Ao longo da minha carreira, dependendo do ator que eu duble ou interprete no teatro, eu tento sempre modificar a minha voz. Por exemplo, na dublagem eu já fiz até voz de mulher. Acredite. Ao contrário do que se pensa, não é a voz que me ajudou. Foram os personagens que me ajudaram a interpretar de acordo com o caráter de cada um, digamos assim.

Como o senhor lida com o fato de ser inevitavelmente associado aos personagens que faz? Ocorre algum “divã” ou terapia entre os personagens e o Isaac?
(risos) Eu acho tudo muito engraçado e muito estranho. Atualmente, todo mundo me associa ao Wolverine. Há 20, 30 anos me associavam ao Esqueleto. Nos anos 60, me associavam a uma série chamada “Bonanza”, onde eu dublava o filho mais velho, o Adam Cartwright. Eu acho isso um fenômeno perfeitamente normal e natural. O Wolverine é, possivelmente, a última coisa de grande sucesso que eu dublei. Porque eu dublei o Wolverine durante 24 anos, desde a época do desenho (X-Men). Hoje me associam ao Wolverine. Mas como eu disse, a coisa vai se esbatendo com o tempo. E daqui a cinco, sete anos, o Wolverine vai cair no esquecimento como todos os outros personagens. O tempo não perdoa.
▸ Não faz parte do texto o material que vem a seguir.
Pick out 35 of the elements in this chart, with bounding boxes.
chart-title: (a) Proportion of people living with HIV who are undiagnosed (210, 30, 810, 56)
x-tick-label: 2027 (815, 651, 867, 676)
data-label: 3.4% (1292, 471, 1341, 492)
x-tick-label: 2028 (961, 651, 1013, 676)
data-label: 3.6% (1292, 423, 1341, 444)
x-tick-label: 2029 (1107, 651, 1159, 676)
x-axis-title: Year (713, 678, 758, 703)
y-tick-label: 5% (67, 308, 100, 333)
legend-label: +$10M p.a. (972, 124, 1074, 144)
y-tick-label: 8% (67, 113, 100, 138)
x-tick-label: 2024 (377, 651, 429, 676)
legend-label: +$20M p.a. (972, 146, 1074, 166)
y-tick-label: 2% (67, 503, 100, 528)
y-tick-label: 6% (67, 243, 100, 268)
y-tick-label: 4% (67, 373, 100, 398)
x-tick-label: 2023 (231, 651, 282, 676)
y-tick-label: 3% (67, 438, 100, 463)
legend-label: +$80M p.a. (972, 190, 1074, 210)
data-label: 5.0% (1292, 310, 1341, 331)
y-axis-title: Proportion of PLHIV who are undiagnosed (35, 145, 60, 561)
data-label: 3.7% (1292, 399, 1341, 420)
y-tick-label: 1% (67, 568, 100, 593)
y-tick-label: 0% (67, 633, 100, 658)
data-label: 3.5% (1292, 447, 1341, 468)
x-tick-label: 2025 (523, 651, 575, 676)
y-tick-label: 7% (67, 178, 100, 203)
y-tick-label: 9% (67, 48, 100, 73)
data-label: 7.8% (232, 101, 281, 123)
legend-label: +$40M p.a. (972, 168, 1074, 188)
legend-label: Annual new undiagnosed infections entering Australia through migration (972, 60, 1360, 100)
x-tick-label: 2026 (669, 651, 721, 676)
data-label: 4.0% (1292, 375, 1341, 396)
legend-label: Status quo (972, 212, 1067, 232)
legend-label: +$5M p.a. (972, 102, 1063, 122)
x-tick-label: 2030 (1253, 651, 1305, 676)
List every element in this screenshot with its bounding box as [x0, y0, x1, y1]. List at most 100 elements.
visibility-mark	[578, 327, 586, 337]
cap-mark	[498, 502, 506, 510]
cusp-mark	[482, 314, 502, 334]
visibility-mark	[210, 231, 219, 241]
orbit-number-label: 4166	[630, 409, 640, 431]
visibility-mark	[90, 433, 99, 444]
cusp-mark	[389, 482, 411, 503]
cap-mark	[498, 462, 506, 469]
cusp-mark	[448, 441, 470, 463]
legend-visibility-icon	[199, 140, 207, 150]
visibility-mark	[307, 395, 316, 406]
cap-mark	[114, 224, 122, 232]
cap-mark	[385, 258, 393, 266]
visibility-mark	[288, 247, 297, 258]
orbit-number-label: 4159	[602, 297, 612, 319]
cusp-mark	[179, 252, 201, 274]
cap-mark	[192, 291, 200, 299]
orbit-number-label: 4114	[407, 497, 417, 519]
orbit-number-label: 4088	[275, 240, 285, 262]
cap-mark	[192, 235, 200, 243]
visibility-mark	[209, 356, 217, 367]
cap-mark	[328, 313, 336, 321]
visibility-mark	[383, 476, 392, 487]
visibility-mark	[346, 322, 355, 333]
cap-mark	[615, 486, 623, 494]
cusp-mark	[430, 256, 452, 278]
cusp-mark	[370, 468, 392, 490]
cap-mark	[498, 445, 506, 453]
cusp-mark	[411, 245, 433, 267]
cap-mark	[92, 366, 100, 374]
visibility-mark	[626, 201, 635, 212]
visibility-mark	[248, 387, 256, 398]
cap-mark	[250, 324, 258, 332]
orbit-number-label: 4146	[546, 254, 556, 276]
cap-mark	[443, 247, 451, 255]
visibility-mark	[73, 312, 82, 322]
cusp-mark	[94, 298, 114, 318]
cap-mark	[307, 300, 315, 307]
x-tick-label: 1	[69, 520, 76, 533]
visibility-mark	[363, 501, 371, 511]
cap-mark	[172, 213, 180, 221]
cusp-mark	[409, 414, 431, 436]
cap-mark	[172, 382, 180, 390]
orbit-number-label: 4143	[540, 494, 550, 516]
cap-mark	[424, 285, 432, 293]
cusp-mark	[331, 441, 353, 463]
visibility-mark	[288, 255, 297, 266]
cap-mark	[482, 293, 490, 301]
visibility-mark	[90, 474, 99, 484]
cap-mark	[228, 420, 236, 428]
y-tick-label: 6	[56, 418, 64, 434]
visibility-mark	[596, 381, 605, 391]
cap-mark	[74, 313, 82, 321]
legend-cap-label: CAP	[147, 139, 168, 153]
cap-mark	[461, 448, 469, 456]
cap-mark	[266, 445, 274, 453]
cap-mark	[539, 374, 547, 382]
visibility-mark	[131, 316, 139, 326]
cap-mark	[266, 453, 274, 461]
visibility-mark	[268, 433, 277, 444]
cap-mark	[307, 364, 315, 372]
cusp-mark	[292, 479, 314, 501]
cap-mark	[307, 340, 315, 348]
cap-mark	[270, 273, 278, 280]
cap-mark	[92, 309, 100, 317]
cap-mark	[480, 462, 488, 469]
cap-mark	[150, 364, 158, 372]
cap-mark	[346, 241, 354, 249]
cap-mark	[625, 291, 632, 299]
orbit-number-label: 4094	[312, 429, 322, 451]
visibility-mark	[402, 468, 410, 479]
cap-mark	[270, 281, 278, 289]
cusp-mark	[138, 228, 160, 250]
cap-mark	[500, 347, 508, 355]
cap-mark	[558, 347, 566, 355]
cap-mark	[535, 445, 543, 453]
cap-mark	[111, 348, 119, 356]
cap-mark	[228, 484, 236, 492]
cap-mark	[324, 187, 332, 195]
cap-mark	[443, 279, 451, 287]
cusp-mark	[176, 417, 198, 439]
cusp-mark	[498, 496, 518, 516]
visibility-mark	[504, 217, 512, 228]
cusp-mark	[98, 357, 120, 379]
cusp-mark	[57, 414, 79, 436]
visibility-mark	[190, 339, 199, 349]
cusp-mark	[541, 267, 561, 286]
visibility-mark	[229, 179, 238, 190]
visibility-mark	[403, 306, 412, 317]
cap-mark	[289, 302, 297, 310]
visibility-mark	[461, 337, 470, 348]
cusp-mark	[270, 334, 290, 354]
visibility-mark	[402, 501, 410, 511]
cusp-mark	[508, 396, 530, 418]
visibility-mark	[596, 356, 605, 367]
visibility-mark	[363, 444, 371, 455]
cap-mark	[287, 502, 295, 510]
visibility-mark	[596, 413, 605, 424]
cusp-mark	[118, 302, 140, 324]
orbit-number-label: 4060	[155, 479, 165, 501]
Há algum dublador dessa nova leva que o senhor admira?
Tem um dublador que eu admiro profundamente que se chama Márcio Simões (voz do Patolino e do Frajola). Tem o Guilherme Briggs (a voz do Superman), o Mauro Ramos (voz do Shrek). Tem o Alexandre Moreno (voz do Pinky, de Pinky e o Cérebro). Tem aos montes. E seria muito difícil pra mim citar todos que eu admiro.

Algum papel que chamou mais atenção na sua trajetória pela complexidade?
Como dificuldade eu vou citar o Tigrão [do desenho animado Ursinho Pooh]. Foi ele, na minha opinião. E eu já dublei entre 40 e 45 mil filmes, não é pouco. Foi muito difícil e eu o dublei por mais de dez, 15 anos.

O que tornava o Tigrão tão difícil?
Porque ele fala muito depressa, com a língua entre os dentes. E, de vez em quando ele soltava um “uhuu!”. Ele tinha uma risada agudíssima, intercalada entre as frases. Eu considero o dublador do Tigrão original, o americano, um gênio. Muito difícil! Ele falava com a língua entre os dentes, sibilando os ‘s’ e cuspindo de vez em quando. Tudo isso para falar com a ligeireza que ele falava, dificulta demais a sua interpretação.

Dá-se uma importância muito maior aos dubladores de animação de fora do Brasil do que aqui. Por quê?
Com certeza. Não só importância, eles enriquecem. Dublador nos Estados Unidos enriquece. Eu dublei durante 62 anos e não sou um homem rico. Eu vivo daquilo que eu faço ainda hoje. A diferença é essa e é brutal.